The sparrow had just then moved into John’s long morning shadow and taken a seed from no more than an inch in front of his left trainer. That’s trust.

A child needs a nest with two to tend it and now she had met and married a man who led by self-reliant example and in whom, like the sparrow she could trust. They had created this refuge with its rich rugs, warm curtains and more scatter cushions than they needed. Their home was bright and yet cosy and she felt safer than she’d ever felt.

And yet they had nearly not been married. When she’d first heard the rumours she had immediately believed them, trained to expect the worse for herself and it had taken time to listen to the other side and much longer to believe it. Her friends, protective of their friend who had proved time and again that she could not choose a good man, warned her of what they’ve heard; tales of deceit and of a psychotic coldness.  These venomous rumours sprang from a past wife and told of how he’d lost custody of his children, of restraining orders and dropped charges. In the end she’d confronted him, mere weeks before their marriage, and he’d gently explained. He’d been ruthlessly hen pecked, then bullied and to his shame physically abused by his wife. When he finally reacted, just once, she had told the police and in the ensuing court case he had been found not guilty of assault but a restraining order had been granted and the accusations stuck.  He had been the victim he assured her. She couldn’t imagine what it must have cost him to be blamed for the breakup or for his marriage and for his own children to believe him a danger.

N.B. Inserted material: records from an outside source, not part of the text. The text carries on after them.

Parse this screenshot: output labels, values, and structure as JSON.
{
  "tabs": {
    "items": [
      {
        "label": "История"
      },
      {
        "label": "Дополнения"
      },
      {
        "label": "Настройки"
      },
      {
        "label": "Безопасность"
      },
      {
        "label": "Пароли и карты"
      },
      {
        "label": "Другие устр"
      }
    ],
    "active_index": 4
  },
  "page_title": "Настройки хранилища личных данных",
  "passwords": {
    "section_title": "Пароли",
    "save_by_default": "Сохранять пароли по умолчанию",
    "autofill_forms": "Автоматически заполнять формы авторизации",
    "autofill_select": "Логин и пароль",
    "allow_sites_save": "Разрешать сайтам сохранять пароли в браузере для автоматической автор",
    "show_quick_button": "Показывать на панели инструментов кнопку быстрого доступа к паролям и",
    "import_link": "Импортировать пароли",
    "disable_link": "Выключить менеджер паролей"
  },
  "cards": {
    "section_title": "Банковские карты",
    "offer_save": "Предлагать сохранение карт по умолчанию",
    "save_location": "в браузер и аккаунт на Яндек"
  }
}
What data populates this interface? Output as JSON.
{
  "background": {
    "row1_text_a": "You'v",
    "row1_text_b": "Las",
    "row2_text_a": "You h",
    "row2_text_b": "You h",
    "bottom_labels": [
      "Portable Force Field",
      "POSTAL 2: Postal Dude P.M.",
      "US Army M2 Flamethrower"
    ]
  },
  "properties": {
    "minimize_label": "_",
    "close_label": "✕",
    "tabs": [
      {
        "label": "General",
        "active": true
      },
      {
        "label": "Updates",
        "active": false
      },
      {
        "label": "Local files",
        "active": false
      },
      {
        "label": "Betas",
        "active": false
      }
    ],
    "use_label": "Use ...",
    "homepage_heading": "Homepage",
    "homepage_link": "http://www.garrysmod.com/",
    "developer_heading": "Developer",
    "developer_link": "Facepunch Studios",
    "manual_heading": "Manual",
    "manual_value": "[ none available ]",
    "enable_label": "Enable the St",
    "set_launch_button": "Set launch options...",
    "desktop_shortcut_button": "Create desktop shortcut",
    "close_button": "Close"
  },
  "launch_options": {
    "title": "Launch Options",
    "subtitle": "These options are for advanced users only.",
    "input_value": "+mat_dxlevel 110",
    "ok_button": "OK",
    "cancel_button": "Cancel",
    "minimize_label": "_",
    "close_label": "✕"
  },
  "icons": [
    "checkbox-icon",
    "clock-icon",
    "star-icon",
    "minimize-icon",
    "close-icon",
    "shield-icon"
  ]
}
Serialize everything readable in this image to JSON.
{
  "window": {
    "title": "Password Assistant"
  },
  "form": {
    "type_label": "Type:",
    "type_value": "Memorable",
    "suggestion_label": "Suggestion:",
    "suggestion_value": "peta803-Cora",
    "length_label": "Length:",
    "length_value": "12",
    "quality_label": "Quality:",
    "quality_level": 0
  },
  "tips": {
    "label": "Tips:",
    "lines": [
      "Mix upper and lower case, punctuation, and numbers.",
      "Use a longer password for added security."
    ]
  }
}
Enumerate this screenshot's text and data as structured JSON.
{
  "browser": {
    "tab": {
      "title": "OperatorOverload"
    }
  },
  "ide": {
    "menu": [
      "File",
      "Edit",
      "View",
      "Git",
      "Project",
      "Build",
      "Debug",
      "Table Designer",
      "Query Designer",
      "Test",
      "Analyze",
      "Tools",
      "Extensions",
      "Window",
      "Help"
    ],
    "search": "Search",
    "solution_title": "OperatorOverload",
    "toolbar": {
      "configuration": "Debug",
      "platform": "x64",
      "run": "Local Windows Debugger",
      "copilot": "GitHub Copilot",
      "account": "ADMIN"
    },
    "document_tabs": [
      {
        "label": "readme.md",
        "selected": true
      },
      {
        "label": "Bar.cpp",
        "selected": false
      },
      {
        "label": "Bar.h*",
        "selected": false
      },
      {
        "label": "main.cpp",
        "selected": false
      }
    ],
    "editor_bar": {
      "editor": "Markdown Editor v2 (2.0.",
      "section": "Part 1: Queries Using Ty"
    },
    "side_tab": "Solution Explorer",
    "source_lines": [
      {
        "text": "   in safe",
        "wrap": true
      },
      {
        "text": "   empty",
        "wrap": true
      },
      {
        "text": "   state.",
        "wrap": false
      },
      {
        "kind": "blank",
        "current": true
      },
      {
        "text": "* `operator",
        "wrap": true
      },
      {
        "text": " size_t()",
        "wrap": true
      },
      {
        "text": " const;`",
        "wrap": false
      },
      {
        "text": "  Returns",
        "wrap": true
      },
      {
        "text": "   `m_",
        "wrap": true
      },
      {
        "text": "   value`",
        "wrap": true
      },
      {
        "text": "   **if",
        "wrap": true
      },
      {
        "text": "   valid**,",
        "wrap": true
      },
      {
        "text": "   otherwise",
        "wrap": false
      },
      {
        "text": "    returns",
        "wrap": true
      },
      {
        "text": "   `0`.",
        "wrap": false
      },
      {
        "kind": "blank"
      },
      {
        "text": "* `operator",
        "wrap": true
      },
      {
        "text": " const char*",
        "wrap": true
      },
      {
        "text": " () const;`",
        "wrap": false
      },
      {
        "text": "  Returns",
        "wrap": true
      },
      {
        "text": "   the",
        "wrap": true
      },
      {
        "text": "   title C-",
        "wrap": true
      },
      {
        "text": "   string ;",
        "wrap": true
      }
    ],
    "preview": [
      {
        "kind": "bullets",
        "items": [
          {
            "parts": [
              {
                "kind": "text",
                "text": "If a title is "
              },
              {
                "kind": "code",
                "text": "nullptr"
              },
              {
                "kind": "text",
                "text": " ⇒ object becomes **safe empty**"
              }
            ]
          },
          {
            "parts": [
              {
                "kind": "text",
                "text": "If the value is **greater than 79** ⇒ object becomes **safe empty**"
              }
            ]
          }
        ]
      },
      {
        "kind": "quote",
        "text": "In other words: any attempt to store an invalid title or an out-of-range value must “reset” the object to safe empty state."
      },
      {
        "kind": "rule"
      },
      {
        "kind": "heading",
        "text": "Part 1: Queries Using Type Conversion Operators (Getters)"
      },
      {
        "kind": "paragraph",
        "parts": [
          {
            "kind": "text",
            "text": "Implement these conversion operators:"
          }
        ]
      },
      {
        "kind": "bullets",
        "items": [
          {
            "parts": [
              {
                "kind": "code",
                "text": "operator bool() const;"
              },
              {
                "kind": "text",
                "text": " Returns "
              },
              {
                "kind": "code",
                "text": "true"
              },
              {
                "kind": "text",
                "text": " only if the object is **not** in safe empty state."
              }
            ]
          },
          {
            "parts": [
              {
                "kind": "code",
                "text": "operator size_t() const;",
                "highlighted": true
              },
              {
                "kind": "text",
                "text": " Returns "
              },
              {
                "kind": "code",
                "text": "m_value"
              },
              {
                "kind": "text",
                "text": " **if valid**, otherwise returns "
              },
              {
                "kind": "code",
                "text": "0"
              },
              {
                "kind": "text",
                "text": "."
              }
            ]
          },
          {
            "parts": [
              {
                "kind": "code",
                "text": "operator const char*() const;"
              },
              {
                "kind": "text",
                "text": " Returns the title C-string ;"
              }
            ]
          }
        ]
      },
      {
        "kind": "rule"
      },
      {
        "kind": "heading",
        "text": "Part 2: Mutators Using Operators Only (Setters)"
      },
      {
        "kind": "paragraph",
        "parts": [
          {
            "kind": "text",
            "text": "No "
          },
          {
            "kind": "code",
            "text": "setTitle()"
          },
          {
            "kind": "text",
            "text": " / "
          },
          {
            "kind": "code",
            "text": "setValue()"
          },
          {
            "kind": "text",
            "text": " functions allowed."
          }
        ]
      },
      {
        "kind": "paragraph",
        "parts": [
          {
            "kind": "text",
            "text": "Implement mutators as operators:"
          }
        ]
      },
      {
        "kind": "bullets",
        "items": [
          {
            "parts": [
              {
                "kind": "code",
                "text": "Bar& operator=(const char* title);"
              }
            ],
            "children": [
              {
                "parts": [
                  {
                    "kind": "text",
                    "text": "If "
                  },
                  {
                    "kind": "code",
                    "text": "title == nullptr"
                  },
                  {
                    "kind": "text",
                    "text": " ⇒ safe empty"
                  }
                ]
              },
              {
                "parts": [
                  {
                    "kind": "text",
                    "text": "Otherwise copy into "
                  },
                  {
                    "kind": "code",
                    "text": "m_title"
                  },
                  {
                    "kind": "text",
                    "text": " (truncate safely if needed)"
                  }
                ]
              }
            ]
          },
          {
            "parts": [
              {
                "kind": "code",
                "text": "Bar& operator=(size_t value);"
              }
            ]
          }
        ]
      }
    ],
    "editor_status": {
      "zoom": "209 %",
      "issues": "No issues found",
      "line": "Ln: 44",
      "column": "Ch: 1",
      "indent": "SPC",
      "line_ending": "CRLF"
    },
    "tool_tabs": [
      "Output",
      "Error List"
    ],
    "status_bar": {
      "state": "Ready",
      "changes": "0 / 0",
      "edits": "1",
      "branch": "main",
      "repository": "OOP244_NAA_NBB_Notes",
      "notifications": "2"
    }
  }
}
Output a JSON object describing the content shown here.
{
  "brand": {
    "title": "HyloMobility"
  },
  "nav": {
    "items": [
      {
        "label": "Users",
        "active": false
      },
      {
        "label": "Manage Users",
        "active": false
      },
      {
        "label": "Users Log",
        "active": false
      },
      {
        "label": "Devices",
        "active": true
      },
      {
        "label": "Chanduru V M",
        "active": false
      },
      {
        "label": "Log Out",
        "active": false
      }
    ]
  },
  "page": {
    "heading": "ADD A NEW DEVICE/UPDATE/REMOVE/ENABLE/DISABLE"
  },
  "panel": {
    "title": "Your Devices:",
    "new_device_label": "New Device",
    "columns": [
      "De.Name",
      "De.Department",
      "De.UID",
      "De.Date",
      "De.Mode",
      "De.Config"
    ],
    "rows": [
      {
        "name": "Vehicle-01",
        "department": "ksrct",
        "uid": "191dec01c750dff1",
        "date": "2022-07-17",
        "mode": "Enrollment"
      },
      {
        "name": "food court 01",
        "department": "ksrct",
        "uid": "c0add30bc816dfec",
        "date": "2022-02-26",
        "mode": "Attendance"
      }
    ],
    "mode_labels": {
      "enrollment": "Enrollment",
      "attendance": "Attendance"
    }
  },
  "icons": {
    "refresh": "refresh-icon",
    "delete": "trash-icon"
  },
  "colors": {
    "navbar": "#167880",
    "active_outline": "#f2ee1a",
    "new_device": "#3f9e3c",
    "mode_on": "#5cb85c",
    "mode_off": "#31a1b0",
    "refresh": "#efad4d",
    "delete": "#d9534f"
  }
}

But in time she had believed him and now she would help heal him as he had healed her. She had not just given herself to him, but her child too. This gorgeous house had become a safe haven for all three of them.

He took a real interest in her life – even asked her friends, ‘What are you lot clucking about today?‘ He’d smile at them and he really wanted to know, his curiosity unfeigned and like no man she had ever known, he actually listened to the answers and in fact demanded them.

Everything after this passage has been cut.